Тайник с драгоценностями

   Едва выпили кофе, как Плинио и дон Лотарио, сославшись на усталость, оставили Фараона с сотрапезниками, которые уже строили планы на остаток вечера. Швейцарка окинула их на прощание приторным взглядом. Они вышли на улицу и через минуту уже были в злополучной квартире на улице Аугусто Фигероа.
   – Ну, рассказывай, – торопил дон Лотарио, – мне кусок в горло не лез, я все думал, что ты мне расскажешь.
   – И все-таки вам придется повременить, мне еще больше не терпится: хочу проверить, не подвело ли меня чутье сегодня в комнате духов. Сейчас проверим, и тогда расскажу.
   Они пошли в спальню, достали связку ключей из туалетного столика, отперли комнату манекенов, и, к изумлению дона Лотарио – он даже рот раскрыл, – Плинио кончиками пальцев с величайшей осторожностью отстегнул часы от цепочки, которая была в кармане жилета у двойника дона Норберто, вытащил ее оттуда, зажав в кончиках пальцев, пошел в кабинет. Там Плинио положил цепочку на стол:
   – Дон Лотарио, пожалуйста, приподнимите этот портрет за нижнюю часть рамы.
   – Ты хочешь, чтобы я поднял?… А он не упадет?
   – Будьте спокойны. Вот так.
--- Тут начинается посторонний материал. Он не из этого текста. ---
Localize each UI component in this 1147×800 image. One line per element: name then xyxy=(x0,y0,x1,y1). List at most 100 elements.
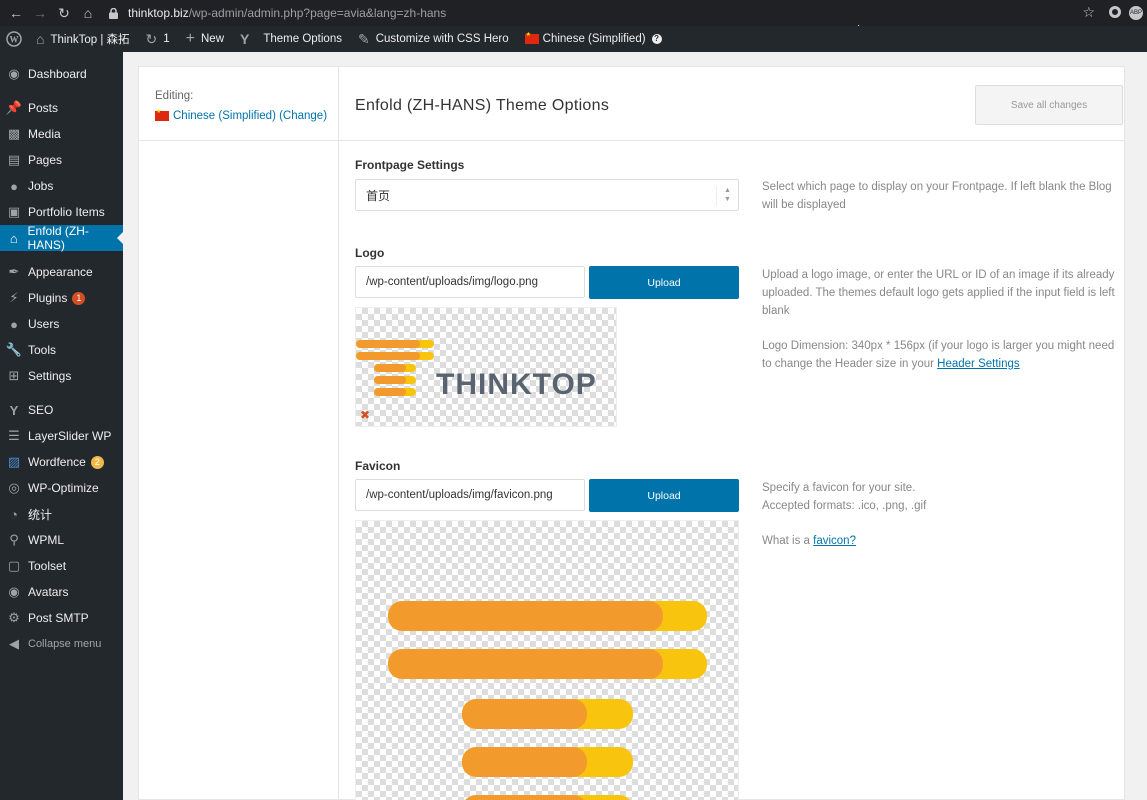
remove-image-icon[interactable]: ✖ xyxy=(360,408,370,422)
admin-bar-site[interactable]: ⌂ ThinkTop | 森拓 xyxy=(28,26,138,52)
site-name: ThinkTop | 森拓 xyxy=(50,34,130,46)
sidebar-item-posts[interactable]: 📌 Posts xyxy=(0,95,123,121)
sidebar-item-wpml[interactable]: ⚲ WPML xyxy=(0,527,123,553)
favicon-help-link[interactable]: favicon? xyxy=(813,535,856,547)
page-title: Enfold (ZH-HANS) Theme Options xyxy=(355,97,610,114)
favicon-description: Specify a favicon for your site. Accepte… xyxy=(762,482,927,512)
logo-dimension-description: Logo Dimension: 340px * 156px (if your l… xyxy=(762,340,1115,370)
wordpress-logo-icon[interactable]: W xyxy=(0,26,28,52)
browser-toolbar: ← → ↻ ⌂ thinktop.biz/wp-admin/admin.php?… xyxy=(0,0,1147,26)
sidebar-item-wp-optimize[interactable]: ◎ WP-Optimize xyxy=(0,475,123,501)
sidebar-item-users[interactable]: ● Users xyxy=(0,311,123,337)
wp-admin-bar: W ⌂ ThinkTop | 森拓 ↻ 1 + New Y Theme Opti… xyxy=(0,26,1147,52)
home-icon[interactable]: ⌂ xyxy=(76,0,100,26)
frontpage-settings-title: Frontpage Settings xyxy=(355,158,465,172)
theme-options-label: Theme Options xyxy=(263,33,342,45)
dashboard-icon: ◉ xyxy=(8,66,20,81)
china-flag-icon xyxy=(524,31,539,44)
extension-icon[interactable] xyxy=(1109,6,1121,18)
svg-text:W: W xyxy=(10,35,19,45)
logo-title: Logo xyxy=(355,246,385,260)
logo-upload-button[interactable]: Upload xyxy=(589,266,739,299)
home-icon: ⌂ xyxy=(9,230,18,246)
language-label: Chinese (Simplified) xyxy=(542,33,646,45)
sidebar-item-dashboard[interactable]: ◉ Dashboard xyxy=(0,61,123,87)
header-settings-link[interactable]: Header Settings xyxy=(937,358,1019,370)
sidebar-item-stats[interactable]: ◔ 统计 xyxy=(0,501,123,527)
new-label: New xyxy=(201,33,225,45)
china-flag-icon xyxy=(155,108,169,121)
select-arrows-icon: ▲ ▼ xyxy=(716,186,738,206)
sidebar-item-pages[interactable]: ▤ Pages xyxy=(0,147,123,173)
yoast-icon: Y xyxy=(240,31,250,47)
wordfence-badge: 2 xyxy=(90,455,104,469)
sidebar-item-seo[interactable]: Y SEO xyxy=(0,397,123,423)
favicon-bar xyxy=(462,795,633,800)
editing-label: Editing: xyxy=(155,90,194,102)
favicon-bar xyxy=(462,747,633,777)
media-icon: ▩ xyxy=(7,126,21,141)
sidebar-item-avatars[interactable]: ◉ Avatars xyxy=(0,579,123,605)
portfolio-icon: ▣ xyxy=(7,204,21,219)
help-icon[interactable]: ? xyxy=(651,34,662,44)
favicon-upload-button[interactable]: Upload xyxy=(589,479,739,512)
avatar-icon: ◉ xyxy=(8,584,20,599)
plugins-update-badge: 1 xyxy=(72,291,86,305)
back-icon[interactable]: ← xyxy=(4,0,28,26)
css-hero-label: Customize with CSS Hero xyxy=(375,33,509,45)
users-icon: ● xyxy=(10,316,18,332)
frontpage-select[interactable]: 首页 ▲ ▼ xyxy=(355,179,739,211)
favicon-bar xyxy=(388,649,707,679)
editing-language-link[interactable]: Chinese (Simplified) (Change) xyxy=(155,108,327,122)
user-icon: ● xyxy=(10,178,18,194)
save-all-changes-button[interactable]: Save all changes xyxy=(975,85,1123,125)
optimize-icon: ◎ xyxy=(8,480,20,495)
sidebar-item-jobs[interactable]: ● Jobs xyxy=(0,173,123,199)
plugin-icon: ⚡ xyxy=(9,290,19,305)
reload-icon[interactable]: ↻ xyxy=(52,0,76,26)
adblock-extension-icon[interactable]: ABP xyxy=(1129,6,1143,20)
updates-count: 1 xyxy=(163,33,170,45)
brush-icon: ✒ xyxy=(8,264,20,279)
pencil-icon: ✎ xyxy=(357,30,370,47)
logo-url-input[interactable]: /wp-content/uploads/img/logo.png xyxy=(355,266,585,298)
url-domain: thinktop.biz xyxy=(128,6,189,20)
sidebar-item-portfolio[interactable]: ▣ Portfolio Items xyxy=(0,199,123,225)
sidebar-item-tools[interactable]: 🔧 Tools xyxy=(0,337,123,363)
thinktop-logo: THINKTOP xyxy=(356,340,597,401)
sidebar-item-layerslider[interactable]: ☰ LayerSlider WP xyxy=(0,423,123,449)
address-bar[interactable]: thinktop.biz/wp-admin/admin.php?page=avi… xyxy=(106,2,1100,24)
sidebar-item-toolset[interactable]: ▢ Toolset xyxy=(0,553,123,579)
layers-icon: ☰ xyxy=(8,428,20,443)
sidebar-item-settings[interactable]: ⊞ Settings xyxy=(0,363,123,389)
divider xyxy=(339,140,1125,141)
favicon-help: What is a favicon? xyxy=(762,535,856,547)
sidebar-item-enfold[interactable]: ⌂ Enfold (ZH-HANS) xyxy=(0,224,123,252)
sidebar-item-wordfence[interactable]: ▨ Wordfence 2 xyxy=(0,449,123,475)
favicon-preview xyxy=(355,520,739,800)
forward-icon[interactable]: → xyxy=(28,0,52,26)
collapse-menu-button[interactable]: ◀ Collapse menu xyxy=(0,631,123,657)
frontpage-select-value: 首页 xyxy=(366,188,391,203)
bookmark-star-icon[interactable]: ☆ xyxy=(1082,4,1095,21)
favicon-url-input[interactable]: /wp-content/uploads/img/favicon.png xyxy=(355,479,585,511)
divider xyxy=(139,140,339,141)
admin-bar-updates[interactable]: ↻ 1 xyxy=(138,26,178,52)
wordfence-icon: ▨ xyxy=(7,454,21,469)
admin-bar-theme-options[interactable]: Y Theme Options xyxy=(232,26,350,52)
pin-icon: 📌 xyxy=(5,100,23,115)
favicon-bar xyxy=(388,601,707,631)
svg-text:THINKTOP: THINKTOP xyxy=(436,368,597,401)
admin-bar-language[interactable]: Chinese (Simplified) ? xyxy=(517,26,670,52)
pages-icon: ▤ xyxy=(7,152,21,167)
theme-options-panel: Editing: Chinese (Simplified) (Change) E… xyxy=(138,66,1125,800)
sidebar-item-appearance[interactable]: ✒ Appearance xyxy=(0,259,123,285)
sidebar-item-post-smtp[interactable]: ⚙ Post SMTP xyxy=(0,605,123,631)
admin-bar-css-hero[interactable]: ✎ Customize with CSS Hero xyxy=(350,26,517,52)
gear-icon: ⚙ xyxy=(8,610,20,625)
sidebar-item-plugins[interactable]: ⚡ Plugins 1 xyxy=(0,285,123,311)
options-left-column: Editing: Chinese (Simplified) (Change) xyxy=(139,67,339,799)
admin-bar-new[interactable]: + New xyxy=(178,26,232,52)
frontpage-description: Select which page to display on your Fro… xyxy=(762,181,1112,211)
sidebar-item-media[interactable]: ▩ Media xyxy=(0,121,123,147)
Еще чуть-чуть.
   А сам подлез под руку ветеринара, опустил планки и укрепил на них портрет.
   – Вот так штука, это же надо такое придумать!
   Плинио, воспользовавшись своим носовым платком, взял цепочку с ключом, отодвинул язычок, прикрывавший замочную скважину, и попробовал открыть. Оказалось совсем легко. Но прежде чем посмотреть, что внутри, он обернулся к дону Лотарио и улыбнулся ему во весь рот.
   – А теперь посмотрим, что хранят тут оранжевые близнецы.
   – Рыжие сестры, Мануэль.
   – Один черт.
   Сначала они увидели несколько чековых книжек. Чеки не были подписаны, и каждая книжка была на имя обеих сестер. В большом конверте лежали акции разных компаний. Большой футляр для драгоценностей, обитый синим бархатом. Плинио открыл его. Перстни, колье, браслеты, золотые монеты и множество всевозможных часов. Такое обилие драгоценностей привело Плинио в замешательство. Были еще бумажники, в них хранились страховки, облигации, завещания предков и стопки конвертов, перевязанные шелковыми лентами.
   – Ну что, Мануэль?
   – В том-то и дело, что ничего, дон Лотарио.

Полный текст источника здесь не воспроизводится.